The next question is, okay, what if we don't use NIVO + RELA right now, we want to save it for later? Is that an effective strategy as well? So before it was studied as a first-line regimen, NIVO + RELA was studied in the later line, like PD-1 refractory setting. This is the RELATIVITY-020 study. There were two different populations in this trial. The upper panel is looking at patients who had 1 line of anti-PD-1 therapy, and then the other, the one below, is allowed to have more than one line. The results look very similar between the two, where the median PFS for both of these is only around 2 to 3 months. So I think these data bring into question how effective can NIVO + RELA be in the later-line setting? We do have some emerging real-world data sets, which are international and going through the review process now. Maybe it's a little bit better if you don't have such a heavily treated population as RELATIVITY-020, but I still think this gives me pause to say, "Oh, I can definitely use NIVO + RELA later on if I don't use it up front." I think that's more or less the initial comparison between these. 

I just want to point out one other data set before I wrap up.

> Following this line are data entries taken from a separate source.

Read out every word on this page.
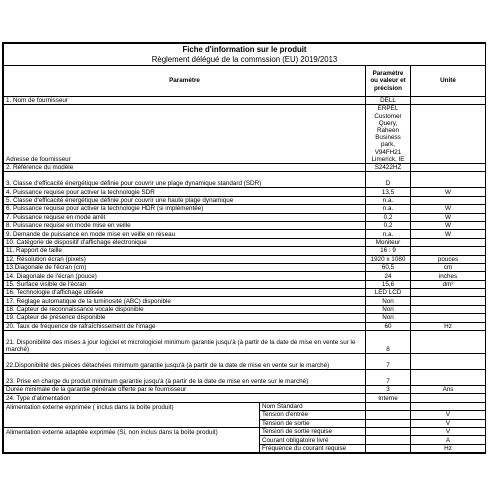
Fiche d'information sur le produit			
Règlement délégué de la commssion (EU) 2019/2013			
Paramètre		Paramètre ou valeur et précision	Unité
1. Nom de fournisseur		DELL	
Adresse de fournisseur		ERPEL Customer Query, Raheen Business park, V94FH21 Limerick, IE	
2. Référence du modèle		S2422HZ	
3. Classe d'efficacité énergétique définie pour couvrir une plage dynamique standard (SDR)		D	
4. Puissance requise pour activer la technologie SDR		13,5	W
5. Classe d'efficacité énergétique définie pour couvrir une haute plage dynamique		n.a.	
6. Puissance requise pour activer la technologie HDR (si implémentée)		n.a.	W
7. Puissance requise en mode arrêt		0,2	W
8. Puissance requise en mode mise en veille		0,2	W
9. Demande de puissance en mode mise en veille en réseau		n.a.	W
10. Catégorie de dispositif d'affichage électronique		Moniteur	
11. Rapport de taille		16 : 9	
12. Résolution écran (pixels)		1920 x 1080	pouces
13.Diagonale de l'écran (cm)		60,5	cm
14. Diagonale de l'écran (pouce)		24	inches
15. Surface visible de l'écran		15,6	dm³
16. Technologie d'affichage utilisée		LED LCD	
17. Réglage automatique de la luminosité (ABC) disponible		Non	
18. Capteur de reconnaissance vocale disponible		Non	
19. Capteur de présence disponible		Non	
20. Taux de fréquence de rafraîchissement de l'image		60	Hz
21. Disponibilité des mises à jour logiciel et micrologiciel minimum garantie jusqu'à (à partir de la date de mise en vente sur le marché)		8	
22.Disponibilité des pièces détachées minimum garantie jusqu'à (à partir de la date de mise en vente sur le marché)		7	
23. Prise en charge du produit minimum garantie jusqu'à (à partir de la date de mise en vente sur le marché)		7	
Durée minimale de la garantie générale offerte par le fournisseur		3	Ans
24. Type d'alimentation		Interne	
Alimentation externe exprimée ( inclus dans la boîte produit)	Nom Standard		
	Tension d'entrée		V
	Tension de sortie		V
Alimentation externe adaptée exprimée (Si, non inclus dans la boîte produit)	Tension de sortie requise		V
	Courant obligatoire livré		A
	Fréquence du courant requise		Hz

We talked a lot about the 067 and 047 data, but how does this actually look for patients treated in the real-world setting as well?  

And so there's this Flatiron database, which uses claims codes, and a real-life EHR aggregated database, and essentially, a very similar analysis showed a very similar result using these non-trial patients as well. This was presented by my colleague, Mike Posto, at ASCO earlier this year and took 408 patients with NIVO + RELA and 600 patients with NIVO + IPI, looked at OS and real-world progression-free survival on these patients. And again, the efficacy curves basically overlay one another. So, recapitulating what we saw in that matched indirect treatment comparison as well.